Arturo Herrera

Jun 14 – Jul 12, 2008


Galeria Fortes Vilaça

Galeria Fortes Vilaça is pleased to present Venezuelan artist Arturo Herrera’s first solo show in Brazil. Using a range of supports including collages, drawings, sculptures, photographs and wall paintings, Herrera investigates the possibilities of abstraction through the fragmentation of forms, constructing an oeuvre replete with references to the history of modern and pop art.

Here, the artist presents four never-before-shown collages that are part of a new series of large-scale artworks on paper. Herrera incorporates ready-made images, using paper cutouts as well as acrylic paint and drawings made with graphite. Mount and Tiergarten / Monument explode in the lush colors of evident brushstrokes and splatters of paint applied to layers of overlaid papers. Come SP, a four-meter-wide predominantly orange triptych, explicates Herrera’s objective: to explore the maximum potentials and utmost formal limits of collage as a language.

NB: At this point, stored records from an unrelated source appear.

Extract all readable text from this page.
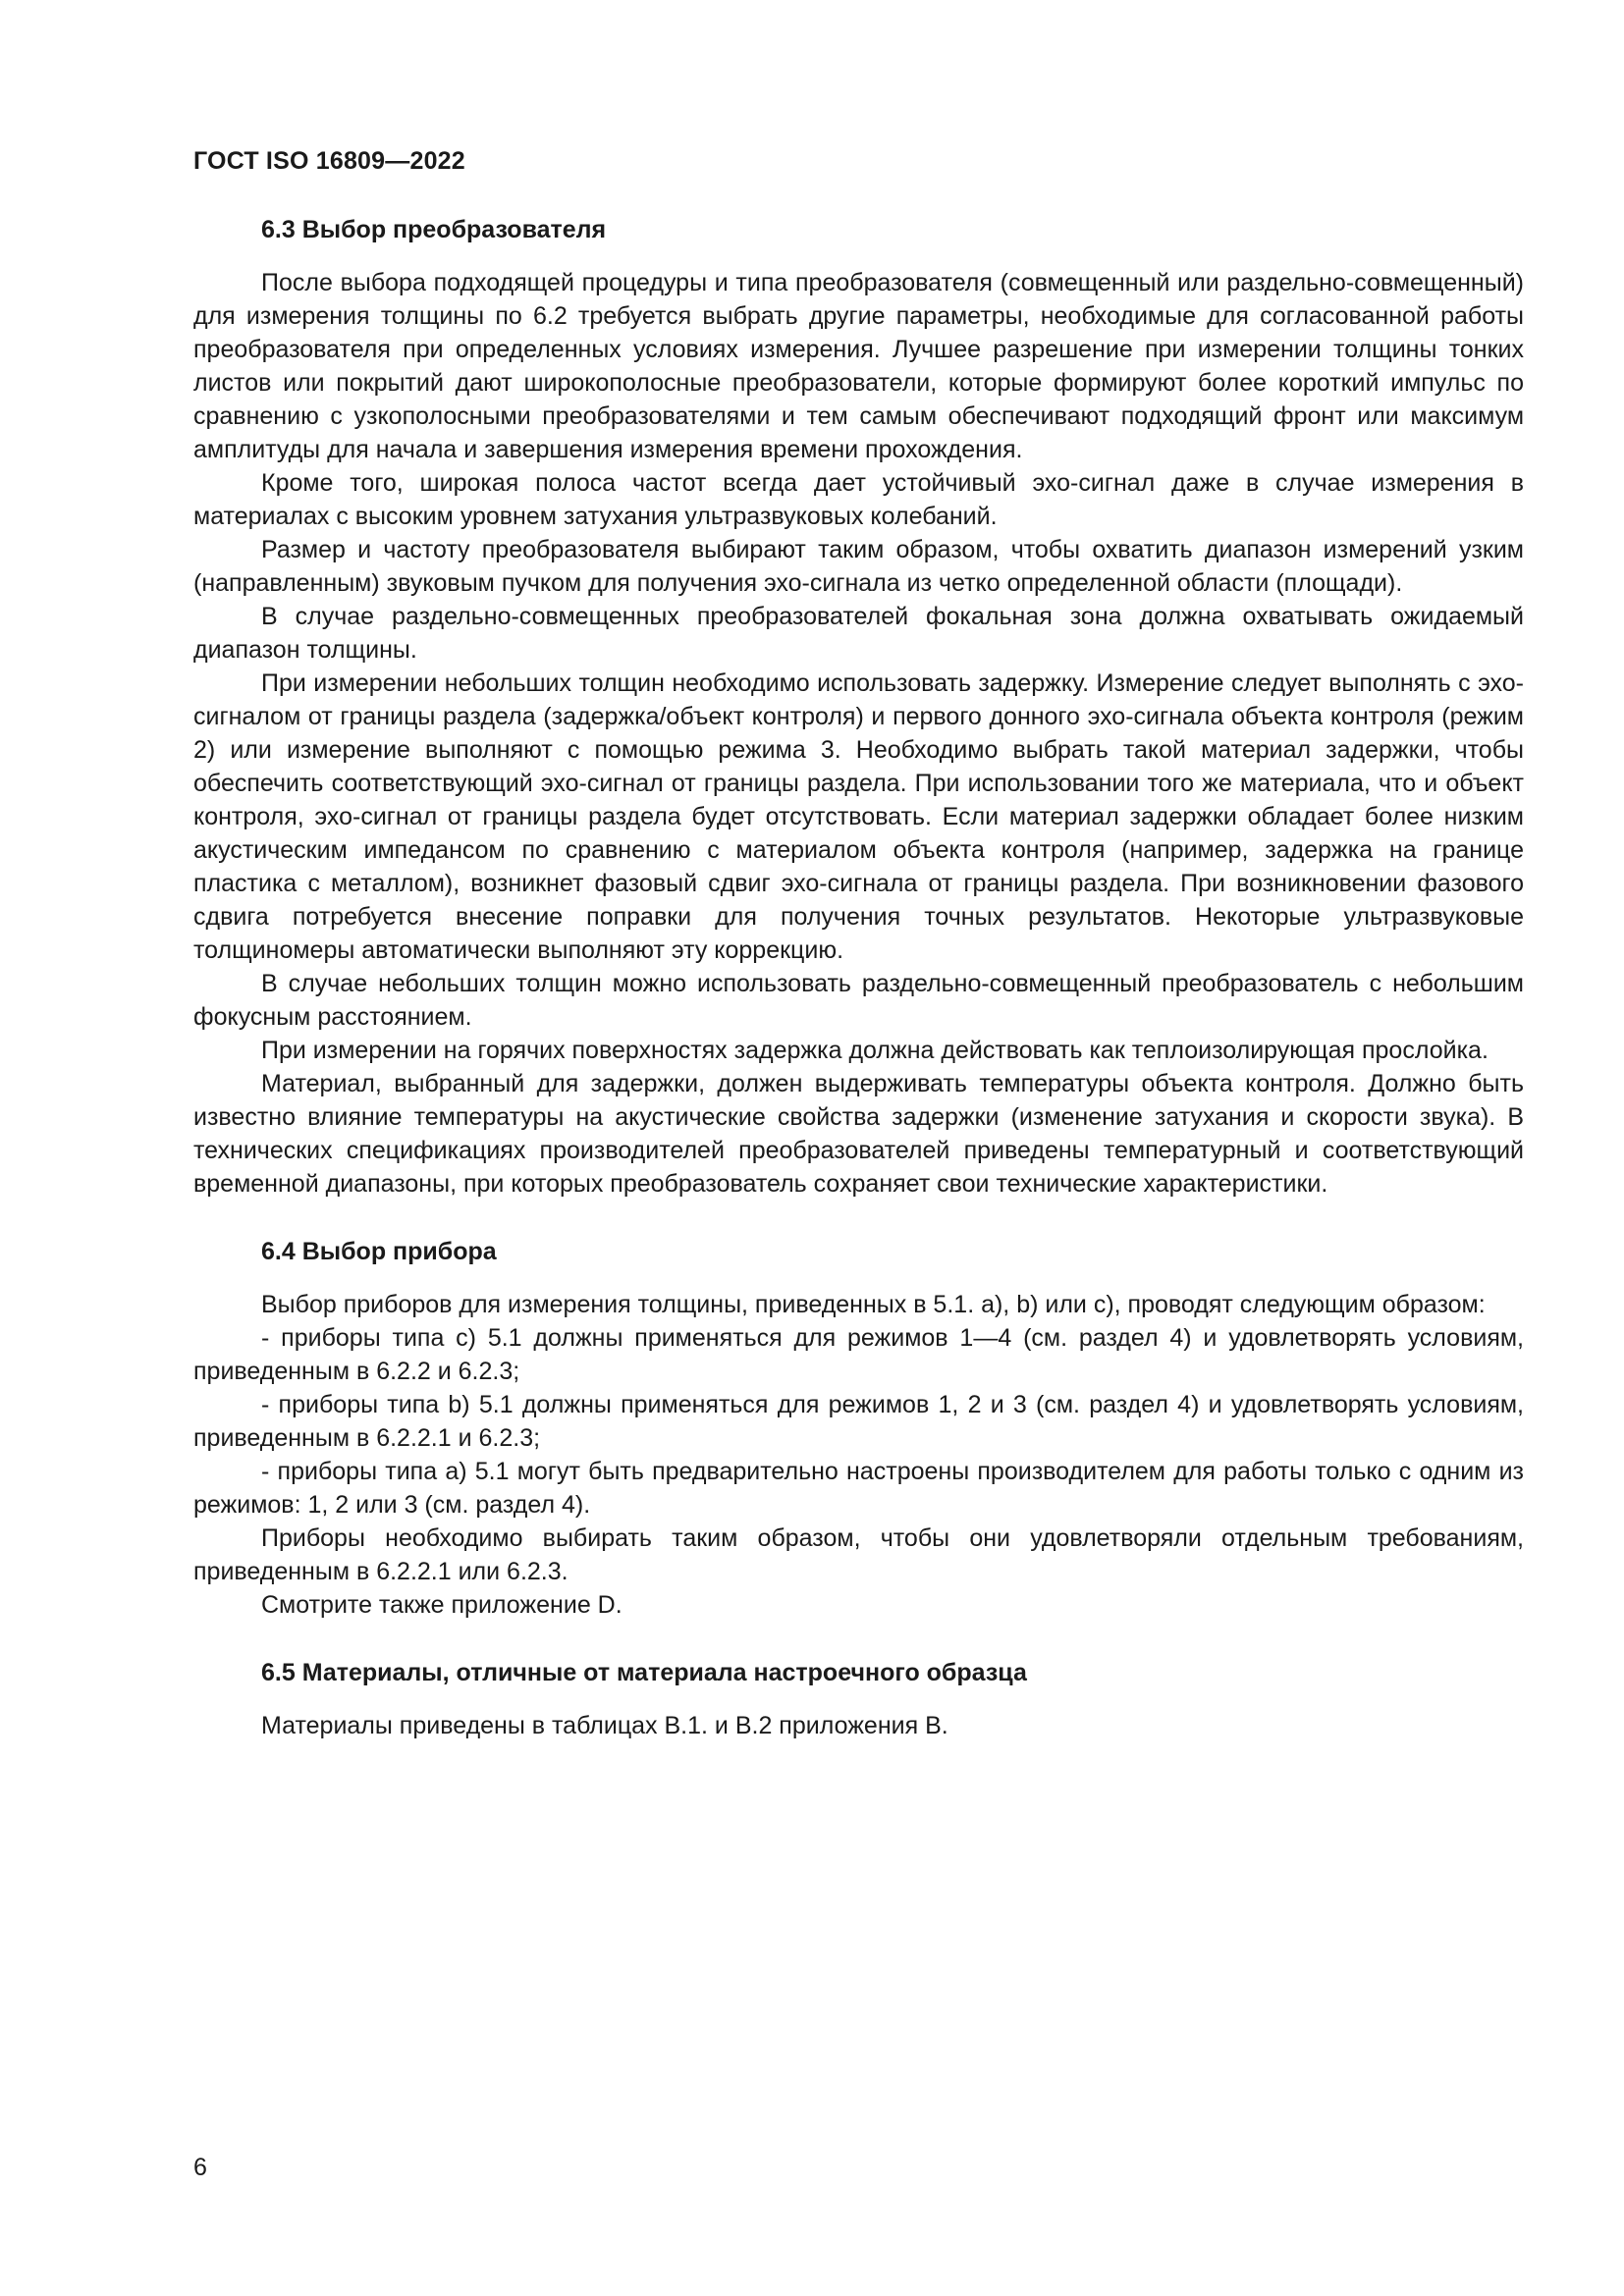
ГОСТ ISO 16809—2022

6.3 Выбор преобразователя

После выбора подходящей процедуры и типа преобразователя (совмещенный или раздельно-совмещенный) для измерения толщины по 6.2 требуется выбрать другие параметры, необходимые для согласованной работы преобразователя при определенных условиях измерения. Лучшее разрешение при измерении толщины тонких листов или покрытий дают широкополосные преобразователи, которые формируют более короткий импульс по сравнению с узкополосными преобразователями и тем самым обеспечивают подходящий фронт или максимум амплитуды для начала и завершения измерения времени прохождения.

Кроме того, широкая полоса частот всегда дает устойчивый эхо-сигнал даже в случае измерения в материалах с высоким уровнем затухания ультразвуковых колебаний.

Размер и частоту преобразователя выбирают таким образом, чтобы охватить диапазон измерений узким (направленным) звуковым пучком для получения эхо-сигнала из четко определенной области (площади).

В случае раздельно-совмещенных преобразователей фокальная зона должна охватывать ожидаемый диапазон толщины.

При измерении небольших толщин необходимо использовать задержку. Измерение следует выполнять с эхо-сигналом от границы раздела (задержка/объект контроля) и первого донного эхо-сигнала объекта контроля (режим 2) или измерение выполняют с помощью режима 3. Необходимо выбрать такой материал задержки, чтобы обеспечить соответствующий эхо-сигнал от границы раздела. При использовании того же материала, что и объект контроля, эхо-сигнал от границы раздела будет отсутствовать. Если материал задержки обладает более низким акустическим импедансом по сравнению с материалом объекта контроля (например, задержка на границе пластика с металлом), возникнет фазовый сдвиг эхо-сигнала от границы раздела. При возникновении фазового сдвига потребуется внесение поправки для получения точных результатов. Некоторые ультразвуковые толщиномеры автоматически выполняют эту коррекцию.

В случае небольших толщин можно использовать раздельно-совмещенный преобразователь с небольшим фокусным расстоянием.

При измерении на горячих поверхностях задержка должна действовать как теплоизолирующая прослойка.

Материал, выбранный для задержки, должен выдерживать температуры объекта контроля. Должно быть известно влияние температуры на акустические свойства задержки (изменение затухания и скорости звука). В технических спецификациях производителей преобразователей приведены температурный и соответствующий временной диапазоны, при которых преобразователь сохраняет свои технические характеристики.

6.4 Выбор прибора

Выбор приборов для измерения толщины, приведенных в 5.1. a), b) или c), проводят следующим образом:

- приборы типа c) 5.1 должны применяться для режимов 1—4 (см. раздел 4) и удовлетворять условиям, приведенным в 6.2.2 и 6.2.3;

- приборы типа b) 5.1 должны применяться для режимов 1, 2 и 3 (см. раздел 4) и удовлетворять условиям, приведенным в 6.2.2.1 и 6.2.3;

- приборы типа a) 5.1 могут быть предварительно настроены производителем для работы только с одним из режимов: 1, 2 или 3 (см. раздел 4).

Приборы необходимо выбирать таким образом, чтобы они удовлетворяли отдельным требованиям, приведенным в 6.2.2.1 или 6.2.3.

Смотрите также приложение D.

6.5 Материалы, отличные от материала настроечного образца

Материалы приведены в таблицах B.1. и B.2 приложения B.

6
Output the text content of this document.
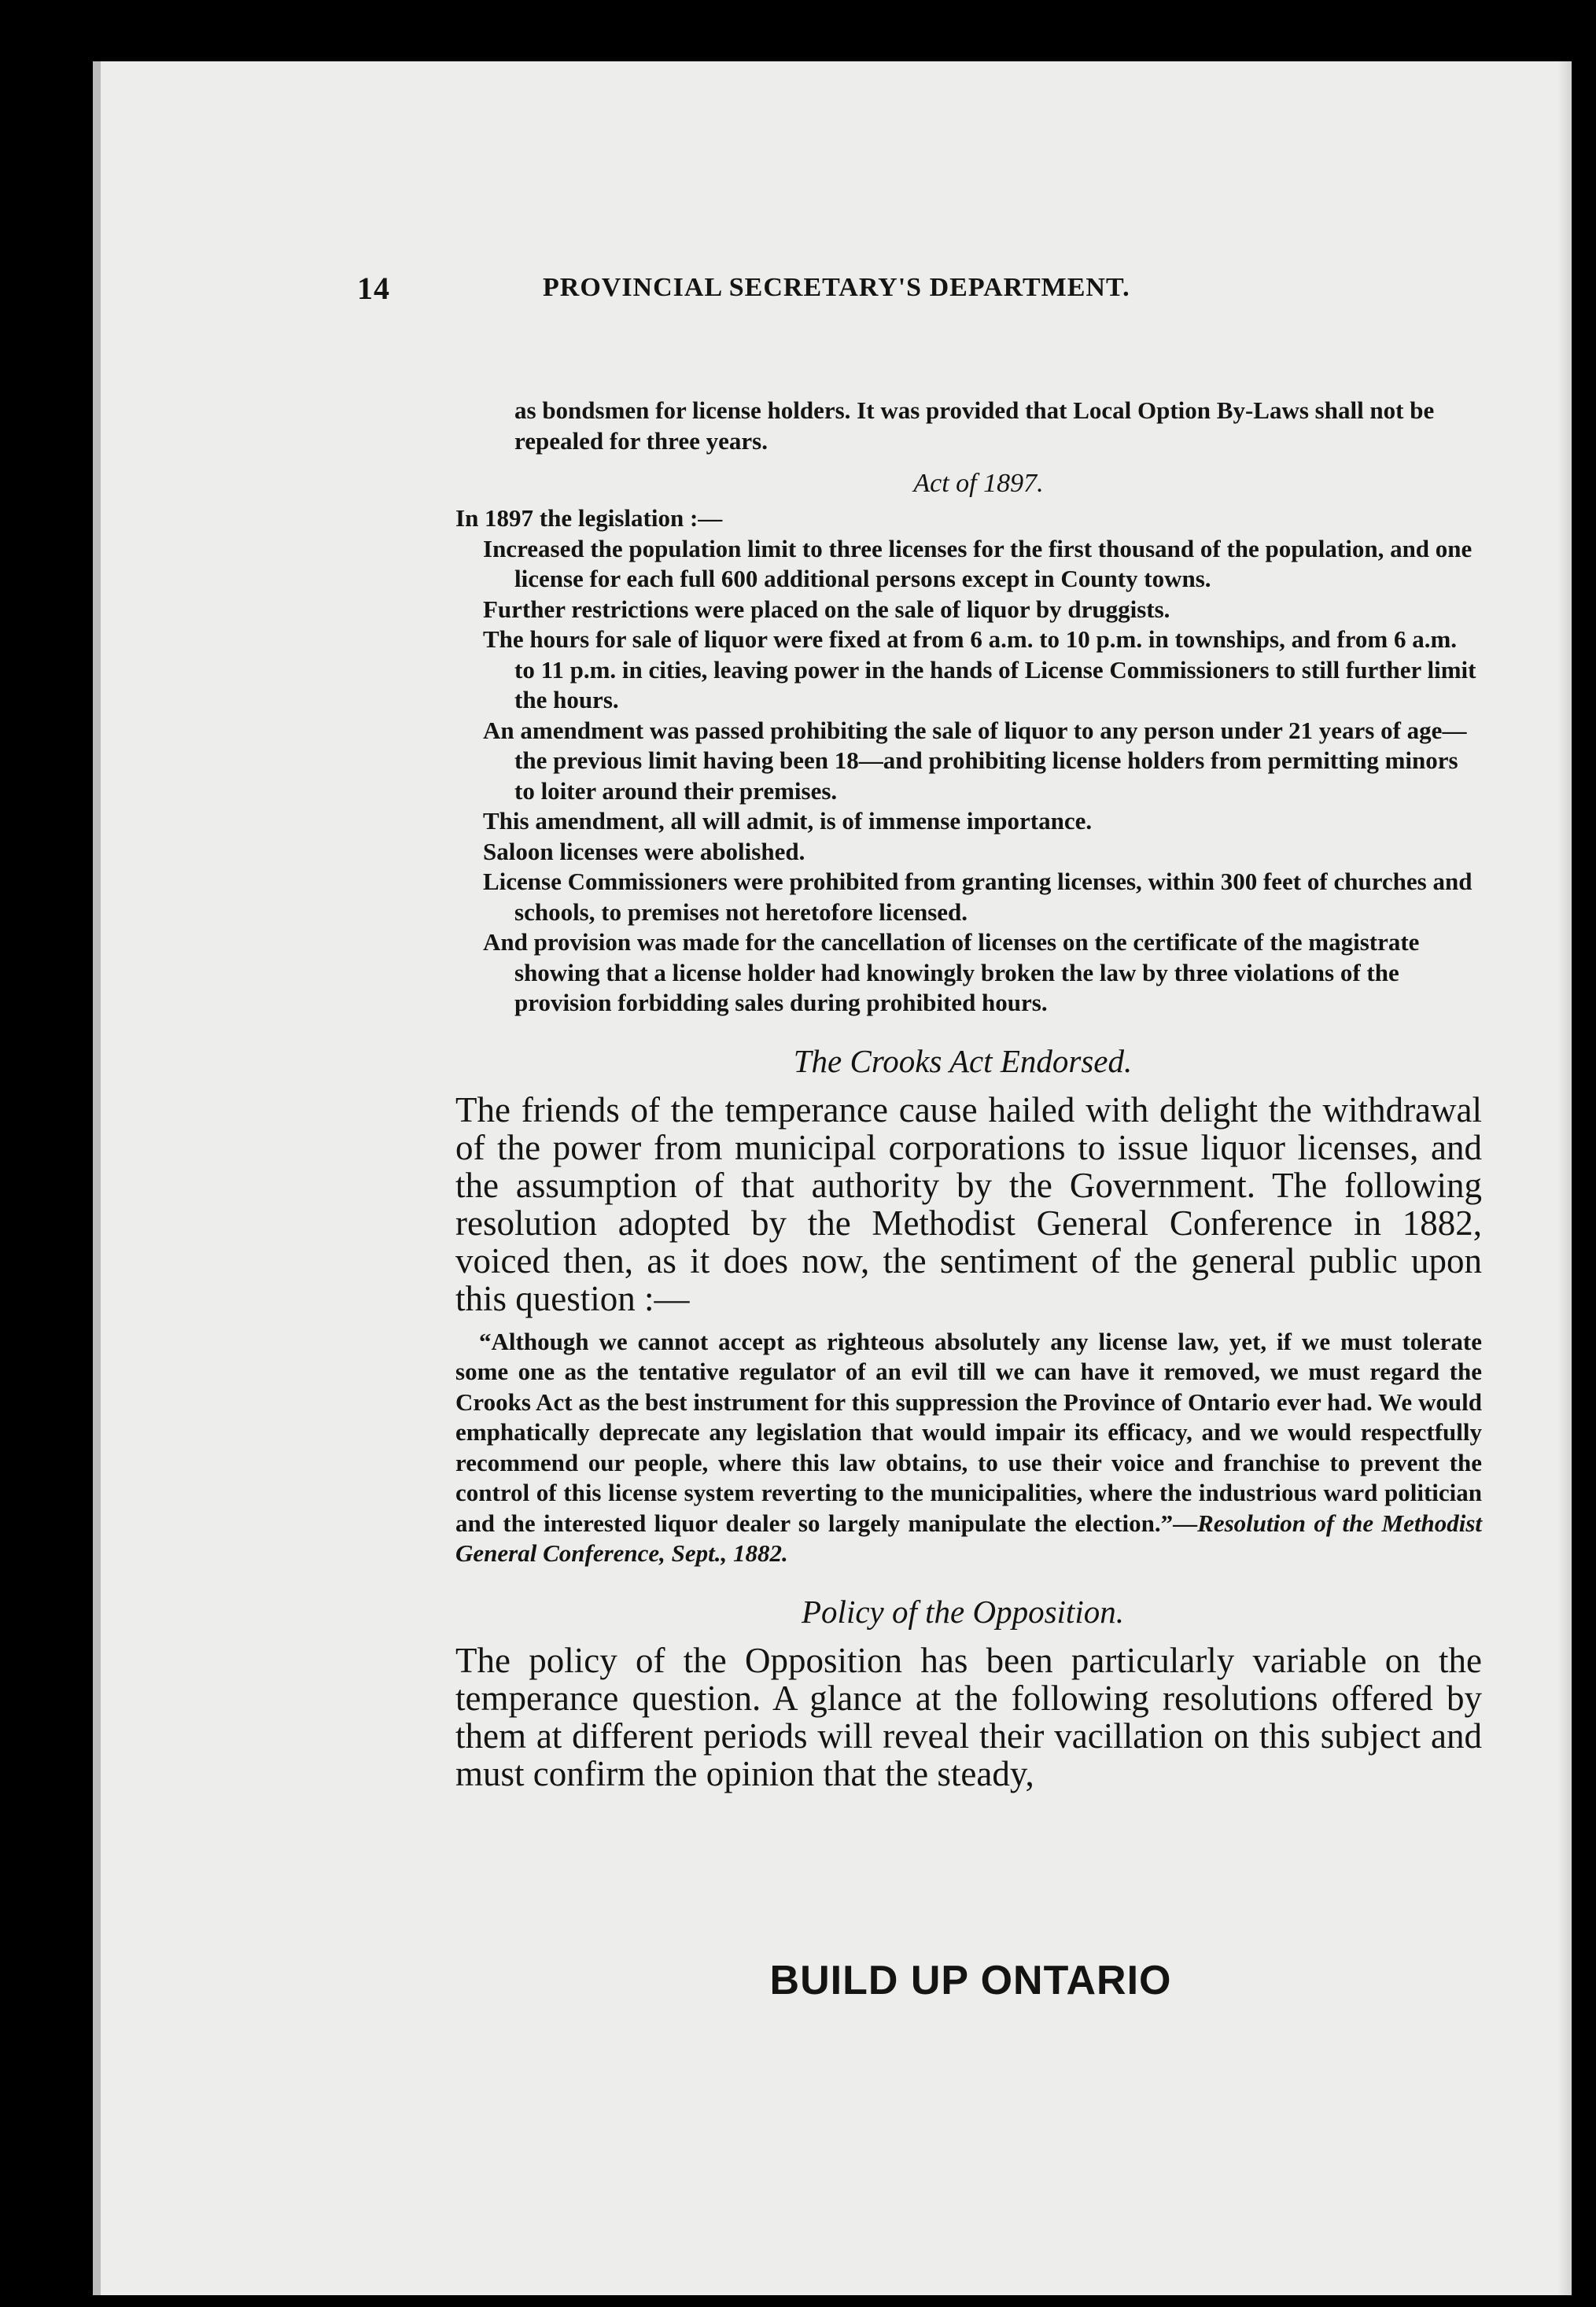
14	PROVINCIAL SECRETARY'S DEPARTMENT.

as bondsmen for license holders. It was provided that Local Option By-Laws shall not be repealed for three years.

Act of 1897.

In 1897 the legislation :—

Increased the population limit to three licenses for the first thousand of the population, and one license for each full 600 additional persons except in County towns.
Further restrictions were placed on the sale of liquor by druggists.
The hours for sale of liquor were fixed at from 6 a.m. to 10 p.m. in townships, and from 6 a.m. to 11 p.m. in cities, leaving power in the hands of License Commissioners to still further limit the hours.
An amendment was passed prohibiting the sale of liquor to any person under 21 years of age—the previous limit having been 18—and prohibiting license holders from permitting minors to loiter around their premises.
This amendment, all will admit, is of immense importance.
Saloon licenses were abolished.
License Commissioners were prohibited from granting licenses, within 300 feet of churches and schools, to premises not heretofore licensed.
And provision was made for the cancellation of licenses on the certificate of the magistrate showing that a license holder had knowingly broken the law by three violations of the provision forbidding sales during prohibited hours.
The Crooks Act Endorsed.

The friends of the temperance cause hailed with delight the withdrawal of the power from municipal corporations to issue liquor licenses, and the assumption of that authority by the Government. The following resolution adopted by the Methodist General Conference in 1882, voiced then, as it does now, the sentiment of the general public upon this question :—

“Although we cannot accept as righteous absolutely any license law, yet, if we must tolerate some one as the tentative regulator of an evil till we can have it removed, we must regard the Crooks Act as the best instrument for this suppression the Province of Ontario ever had. We would emphatically deprecate any legislation that would impair its efficacy, and we would respectfully recommend our people, where this law obtains, to use their voice and franchise to prevent the control of this license system reverting to the municipalities, where the industrious ward politician and the interested liquor dealer so largely manipulate the election.”—Resolution of the Methodist General Conference, Sept., 1882.

Policy of the Opposition.

The policy of the Opposition has been particularly variable on the temperance question. A glance at the following resolutions offered by them at different periods will reveal their vacillation on this subject and must confirm the opinion that the steady,

BUILD UP ONTARIO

Of all the artworks, Flowers is the only one made with sober hues. Against the pastel background, light traces and delicate cutouts balance the composition. The show is completed by Catch, a geometric cutout of woven wool, which gives rise to multiple interpretations and stands as a counterpoint to the lavish use of materials and colors in the more organic collages. In the words of the artist, “abstraction does not precisely dictate what to think about an image […], it makes the artist’s practice more challenging, and the viewer’s experience more subjective.”

Arturo Herrera was born in Caracas in 1959, and currently lives and works in Berlin. An artist of international renown, his work has been shown at important institutions including Ikon Gallery, Birmingham, UK; Art Institute of Chicago, USA; Whitney Museum of American Art, New York; CGAC, Santiago de Compostela, Spain; Dia Center for the Arts, New York; Art Gallery of Ontario, Canada; ICA Philadelphia, USA; UCLA Hammer Museum and MoMA, New York. In Brazil, he participated in the 2005 Bienal do Mercosul. He has received study grants from Guggenheim Foundation, Pollock-Krasner Foundation, ArtPace San Antonio, The Louis Comfort Tiffany Foundation and DAAD, Berlin.